Democrats have blocked more nominees than ever before as they have
struggled to find ways to oppose Trump and the GOP-dominated
Congress, and as their voters have pushed them to fight Republicans
at every turn. It’s the first time in recent history that the
minority party hasn’t allowed at least some quick confirmations.
Senate Democratic Leader Chuck Schumer has said Democrats are
delaying the nominations because Trump’s nominees are “historically
bad.” And he told Republicans that they will “come to regret” their
action — echoing a similar warning from GOP Leader Mitch McConnell
to then-Majority Leader Harry Reid, D-Nev., in 2013, when Democrats
changed Senate rules for executive branch and lower court judicial
nominees to remove the 60-vote threshold for confirmations.
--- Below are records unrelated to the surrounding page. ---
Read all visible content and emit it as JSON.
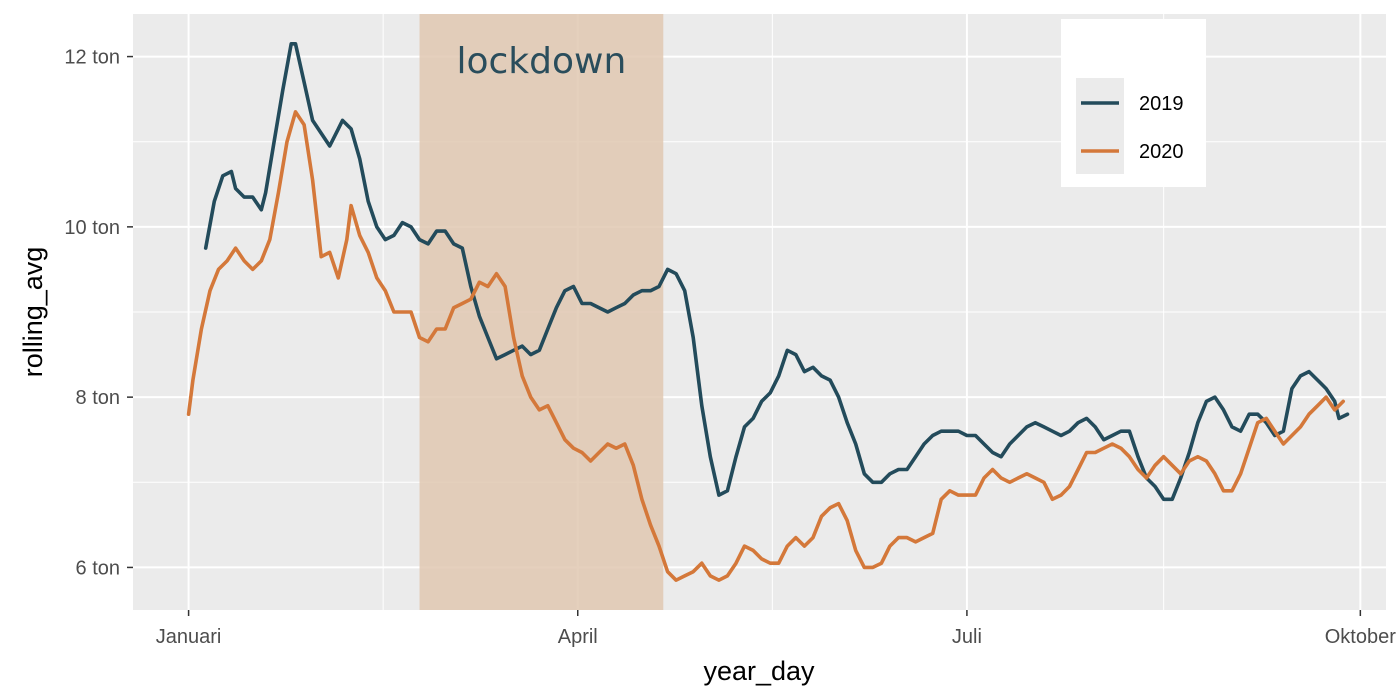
{
  "chart_data": {
    "type": "line",
    "xlabel": "year_day",
    "ylabel": "rolling_avg",
    "x_ticks": [
      {
        "label": "Januari",
        "date": "2020-01-01"
      },
      {
        "label": "April",
        "date": "2020-04-01"
      },
      {
        "label": "Juli",
        "date": "2020-07-01"
      },
      {
        "label": "Oktober",
        "date": "2020-10-01"
      }
    ],
    "y_ticks": [
      {
        "label": "6 ton",
        "value": 6
      },
      {
        "label": "8 ton",
        "value": 8
      },
      {
        "label": "10 ton",
        "value": 10
      },
      {
        "label": "12 ton",
        "value": 12
      }
    ],
    "xlim": [
      "2019-12-19",
      "2020-10-07"
    ],
    "ylim": [
      5.5,
      12.5
    ],
    "grid": true,
    "legend_position": "top-right",
    "annotation": {
      "label": "lockdown",
      "start": "2020-02-24",
      "end": "2020-04-21",
      "color": "#e0c8b1",
      "text_color": "#2a4d5c"
    },
    "series": [
      {
        "name": "2019",
        "color": "#234b5b",
        "points": [
          [
            "2020-01-05",
            9.75
          ],
          [
            "2020-01-07",
            10.3
          ],
          [
            "2020-01-09",
            10.6
          ],
          [
            "2020-01-11",
            10.65
          ],
          [
            "2020-01-12",
            10.45
          ],
          [
            "2020-01-14",
            10.35
          ],
          [
            "2020-01-16",
            10.35
          ],
          [
            "2020-01-18",
            10.2
          ],
          [
            "2020-01-19",
            10.4
          ],
          [
            "2020-01-21",
            11.0
          ],
          [
            "2020-01-23",
            11.6
          ],
          [
            "2020-01-25",
            12.15
          ],
          [
            "2020-01-26",
            12.15
          ],
          [
            "2020-01-28",
            11.7
          ],
          [
            "2020-01-30",
            11.25
          ],
          [
            "2020-02-01",
            11.1
          ],
          [
            "2020-02-03",
            10.95
          ],
          [
            "2020-02-05",
            11.15
          ],
          [
            "2020-02-06",
            11.25
          ],
          [
            "2020-02-08",
            11.15
          ],
          [
            "2020-02-10",
            10.8
          ],
          [
            "2020-02-12",
            10.3
          ],
          [
            "2020-02-14",
            10.0
          ],
          [
            "2020-02-16",
            9.85
          ],
          [
            "2020-02-18",
            9.9
          ],
          [
            "2020-02-20",
            10.05
          ],
          [
            "2020-02-22",
            10.0
          ],
          [
            "2020-02-24",
            9.85
          ],
          [
            "2020-02-26",
            9.8
          ],
          [
            "2020-02-28",
            9.95
          ],
          [
            "2020-03-01",
            9.95
          ],
          [
            "2020-03-03",
            9.8
          ],
          [
            "2020-03-05",
            9.75
          ],
          [
            "2020-03-07",
            9.3
          ],
          [
            "2020-03-09",
            8.95
          ],
          [
            "2020-03-11",
            8.7
          ],
          [
            "2020-03-13",
            8.45
          ],
          [
            "2020-03-15",
            8.5
          ],
          [
            "2020-03-17",
            8.55
          ],
          [
            "2020-03-19",
            8.6
          ],
          [
            "2020-03-21",
            8.5
          ],
          [
            "2020-03-23",
            8.55
          ],
          [
            "2020-03-25",
            8.8
          ],
          [
            "2020-03-27",
            9.05
          ],
          [
            "2020-03-29",
            9.25
          ],
          [
            "2020-03-31",
            9.3
          ],
          [
            "2020-04-02",
            9.1
          ],
          [
            "2020-04-04",
            9.1
          ],
          [
            "2020-04-06",
            9.05
          ],
          [
            "2020-04-08",
            9.0
          ],
          [
            "2020-04-10",
            9.05
          ],
          [
            "2020-04-12",
            9.1
          ],
          [
            "2020-04-14",
            9.2
          ],
          [
            "2020-04-16",
            9.25
          ],
          [
            "2020-04-18",
            9.25
          ],
          [
            "2020-04-20",
            9.3
          ],
          [
            "2020-04-22",
            9.5
          ],
          [
            "2020-04-24",
            9.45
          ],
          [
            "2020-04-26",
            9.25
          ],
          [
            "2020-04-28",
            8.7
          ],
          [
            "2020-04-30",
            7.9
          ],
          [
            "2020-05-02",
            7.3
          ],
          [
            "2020-05-04",
            6.85
          ],
          [
            "2020-05-06",
            6.9
          ],
          [
            "2020-05-08",
            7.3
          ],
          [
            "2020-05-10",
            7.65
          ],
          [
            "2020-05-12",
            7.75
          ],
          [
            "2020-05-14",
            7.95
          ],
          [
            "2020-05-16",
            8.05
          ],
          [
            "2020-05-18",
            8.25
          ],
          [
            "2020-05-20",
            8.55
          ],
          [
            "2020-05-22",
            8.5
          ],
          [
            "2020-05-24",
            8.3
          ],
          [
            "2020-05-26",
            8.35
          ],
          [
            "2020-05-28",
            8.25
          ],
          [
            "2020-05-30",
            8.2
          ],
          [
            "2020-06-01",
            8.0
          ],
          [
            "2020-06-03",
            7.7
          ],
          [
            "2020-06-05",
            7.45
          ],
          [
            "2020-06-07",
            7.1
          ],
          [
            "2020-06-09",
            7.0
          ],
          [
            "2020-06-11",
            7.0
          ],
          [
            "2020-06-13",
            7.1
          ],
          [
            "2020-06-15",
            7.15
          ],
          [
            "2020-06-17",
            7.15
          ],
          [
            "2020-06-19",
            7.3
          ],
          [
            "2020-06-21",
            7.45
          ],
          [
            "2020-06-23",
            7.55
          ],
          [
            "2020-06-25",
            7.6
          ],
          [
            "2020-06-27",
            7.6
          ],
          [
            "2020-06-29",
            7.6
          ],
          [
            "2020-07-01",
            7.55
          ],
          [
            "2020-07-03",
            7.55
          ],
          [
            "2020-07-05",
            7.45
          ],
          [
            "2020-07-07",
            7.35
          ],
          [
            "2020-07-09",
            7.3
          ],
          [
            "2020-07-11",
            7.45
          ],
          [
            "2020-07-13",
            7.55
          ],
          [
            "2020-07-15",
            7.65
          ],
          [
            "2020-07-17",
            7.7
          ],
          [
            "2020-07-19",
            7.65
          ],
          [
            "2020-07-21",
            7.6
          ],
          [
            "2020-07-23",
            7.55
          ],
          [
            "2020-07-25",
            7.6
          ],
          [
            "2020-07-27",
            7.7
          ],
          [
            "2020-07-29",
            7.75
          ],
          [
            "2020-07-31",
            7.65
          ],
          [
            "2020-08-02",
            7.5
          ],
          [
            "2020-08-04",
            7.55
          ],
          [
            "2020-08-06",
            7.6
          ],
          [
            "2020-08-08",
            7.6
          ],
          [
            "2020-08-10",
            7.3
          ],
          [
            "2020-08-12",
            7.05
          ],
          [
            "2020-08-14",
            6.95
          ],
          [
            "2020-08-16",
            6.8
          ],
          [
            "2020-08-18",
            6.8
          ],
          [
            "2020-08-20",
            7.05
          ],
          [
            "2020-08-22",
            7.35
          ],
          [
            "2020-08-24",
            7.7
          ],
          [
            "2020-08-26",
            7.95
          ],
          [
            "2020-08-28",
            8.0
          ],
          [
            "2020-08-30",
            7.85
          ],
          [
            "2020-09-01",
            7.65
          ],
          [
            "2020-09-03",
            7.6
          ],
          [
            "2020-09-05",
            7.8
          ],
          [
            "2020-09-07",
            7.8
          ],
          [
            "2020-09-09",
            7.7
          ],
          [
            "2020-09-11",
            7.55
          ],
          [
            "2020-09-13",
            7.6
          ],
          [
            "2020-09-15",
            8.1
          ],
          [
            "2020-09-17",
            8.25
          ],
          [
            "2020-09-19",
            8.3
          ],
          [
            "2020-09-21",
            8.2
          ],
          [
            "2020-09-23",
            8.1
          ],
          [
            "2020-09-25",
            7.95
          ],
          [
            "2020-09-26",
            7.75
          ],
          [
            "2020-09-28",
            7.8
          ]
        ]
      },
      {
        "name": "2020",
        "color": "#d4783a",
        "points": [
          [
            "2020-01-01",
            7.8
          ],
          [
            "2020-01-02",
            8.2
          ],
          [
            "2020-01-04",
            8.8
          ],
          [
            "2020-01-06",
            9.25
          ],
          [
            "2020-01-08",
            9.5
          ],
          [
            "2020-01-10",
            9.6
          ],
          [
            "2020-01-12",
            9.75
          ],
          [
            "2020-01-14",
            9.6
          ],
          [
            "2020-01-16",
            9.5
          ],
          [
            "2020-01-18",
            9.6
          ],
          [
            "2020-01-20",
            9.85
          ],
          [
            "2020-01-22",
            10.4
          ],
          [
            "2020-01-24",
            11.0
          ],
          [
            "2020-01-26",
            11.35
          ],
          [
            "2020-01-28",
            11.2
          ],
          [
            "2020-01-30",
            10.55
          ],
          [
            "2020-02-01",
            9.65
          ],
          [
            "2020-02-03",
            9.7
          ],
          [
            "2020-02-05",
            9.4
          ],
          [
            "2020-02-07",
            9.85
          ],
          [
            "2020-02-08",
            10.25
          ],
          [
            "2020-02-10",
            9.9
          ],
          [
            "2020-02-12",
            9.7
          ],
          [
            "2020-02-14",
            9.4
          ],
          [
            "2020-02-16",
            9.25
          ],
          [
            "2020-02-18",
            9.0
          ],
          [
            "2020-02-20",
            9.0
          ],
          [
            "2020-02-22",
            9.0
          ],
          [
            "2020-02-24",
            8.7
          ],
          [
            "2020-02-26",
            8.65
          ],
          [
            "2020-02-28",
            8.8
          ],
          [
            "2020-03-01",
            8.8
          ],
          [
            "2020-03-03",
            9.05
          ],
          [
            "2020-03-05",
            9.1
          ],
          [
            "2020-03-07",
            9.15
          ],
          [
            "2020-03-09",
            9.35
          ],
          [
            "2020-03-11",
            9.3
          ],
          [
            "2020-03-13",
            9.45
          ],
          [
            "2020-03-15",
            9.3
          ],
          [
            "2020-03-17",
            8.7
          ],
          [
            "2020-03-19",
            8.25
          ],
          [
            "2020-03-21",
            8.0
          ],
          [
            "2020-03-23",
            7.85
          ],
          [
            "2020-03-25",
            7.9
          ],
          [
            "2020-03-27",
            7.7
          ],
          [
            "2020-03-29",
            7.5
          ],
          [
            "2020-03-31",
            7.4
          ],
          [
            "2020-04-02",
            7.35
          ],
          [
            "2020-04-04",
            7.25
          ],
          [
            "2020-04-06",
            7.35
          ],
          [
            "2020-04-08",
            7.45
          ],
          [
            "2020-04-10",
            7.4
          ],
          [
            "2020-04-12",
            7.45
          ],
          [
            "2020-04-14",
            7.2
          ],
          [
            "2020-04-16",
            6.8
          ],
          [
            "2020-04-18",
            6.5
          ],
          [
            "2020-04-20",
            6.25
          ],
          [
            "2020-04-22",
            5.95
          ],
          [
            "2020-04-24",
            5.85
          ],
          [
            "2020-04-26",
            5.9
          ],
          [
            "2020-04-28",
            5.95
          ],
          [
            "2020-04-30",
            6.05
          ],
          [
            "2020-05-02",
            5.9
          ],
          [
            "2020-05-04",
            5.85
          ],
          [
            "2020-05-06",
            5.9
          ],
          [
            "2020-05-08",
            6.05
          ],
          [
            "2020-05-10",
            6.25
          ],
          [
            "2020-05-12",
            6.2
          ],
          [
            "2020-05-14",
            6.1
          ],
          [
            "2020-05-16",
            6.05
          ],
          [
            "2020-05-18",
            6.05
          ],
          [
            "2020-05-20",
            6.25
          ],
          [
            "2020-05-22",
            6.35
          ],
          [
            "2020-05-24",
            6.25
          ],
          [
            "2020-05-26",
            6.35
          ],
          [
            "2020-05-28",
            6.6
          ],
          [
            "2020-05-30",
            6.7
          ],
          [
            "2020-06-01",
            6.75
          ],
          [
            "2020-06-03",
            6.55
          ],
          [
            "2020-06-05",
            6.2
          ],
          [
            "2020-06-07",
            6.0
          ],
          [
            "2020-06-09",
            6.0
          ],
          [
            "2020-06-11",
            6.05
          ],
          [
            "2020-06-13",
            6.25
          ],
          [
            "2020-06-15",
            6.35
          ],
          [
            "2020-06-17",
            6.35
          ],
          [
            "2020-06-19",
            6.3
          ],
          [
            "2020-06-21",
            6.35
          ],
          [
            "2020-06-23",
            6.4
          ],
          [
            "2020-06-25",
            6.8
          ],
          [
            "2020-06-27",
            6.9
          ],
          [
            "2020-06-29",
            6.85
          ],
          [
            "2020-07-01",
            6.85
          ],
          [
            "2020-07-03",
            6.85
          ],
          [
            "2020-07-05",
            7.05
          ],
          [
            "2020-07-07",
            7.15
          ],
          [
            "2020-07-09",
            7.05
          ],
          [
            "2020-07-11",
            7.0
          ],
          [
            "2020-07-13",
            7.05
          ],
          [
            "2020-07-15",
            7.1
          ],
          [
            "2020-07-17",
            7.05
          ],
          [
            "2020-07-19",
            7.0
          ],
          [
            "2020-07-21",
            6.8
          ],
          [
            "2020-07-23",
            6.85
          ],
          [
            "2020-07-25",
            6.95
          ],
          [
            "2020-07-27",
            7.15
          ],
          [
            "2020-07-29",
            7.35
          ],
          [
            "2020-07-31",
            7.35
          ],
          [
            "2020-08-02",
            7.4
          ],
          [
            "2020-08-04",
            7.45
          ],
          [
            "2020-08-06",
            7.4
          ],
          [
            "2020-08-08",
            7.3
          ],
          [
            "2020-08-10",
            7.15
          ],
          [
            "2020-08-12",
            7.05
          ],
          [
            "2020-08-14",
            7.2
          ],
          [
            "2020-08-16",
            7.3
          ],
          [
            "2020-08-18",
            7.2
          ],
          [
            "2020-08-20",
            7.1
          ],
          [
            "2020-08-22",
            7.25
          ],
          [
            "2020-08-24",
            7.3
          ],
          [
            "2020-08-26",
            7.25
          ],
          [
            "2020-08-28",
            7.1
          ],
          [
            "2020-08-30",
            6.9
          ],
          [
            "2020-09-01",
            6.9
          ],
          [
            "2020-09-03",
            7.1
          ],
          [
            "2020-09-05",
            7.4
          ],
          [
            "2020-09-07",
            7.7
          ],
          [
            "2020-09-09",
            7.75
          ],
          [
            "2020-09-11",
            7.6
          ],
          [
            "2020-09-13",
            7.45
          ],
          [
            "2020-09-15",
            7.55
          ],
          [
            "2020-09-17",
            7.65
          ],
          [
            "2020-09-19",
            7.8
          ],
          [
            "2020-09-21",
            7.9
          ],
          [
            "2020-09-23",
            8.0
          ],
          [
            "2020-09-25",
            7.85
          ],
          [
            "2020-09-27",
            7.95
          ]
        ]
      }
    ]
  }
}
At the
time, Republicans were blocking President Barack Obama’s picks.
Republicans took the Senate majority a year later, and McConnell
eventually did the same for Supreme Court nominees in 2017 as
Democrats tried to block Trump’s nomination of Justice Neil Gorsuch.
“What Republicans have done is chip away at the Senate even more, to
give Donald Trump more power and to rubber stamp whomever he wants,
whenever he wants them, no questions asked,” Schumer said last week.
Republicans will move to confirm a second tranche of nominees in the
coming weeks, gradually clearing the list of more than 100
nominations that have been pending for months.
“There will be more to come,” Thune said Thursday. “And we’ll ensure
that President Trump’s administration is filled at a pace that looks
more like those of his predecessors.”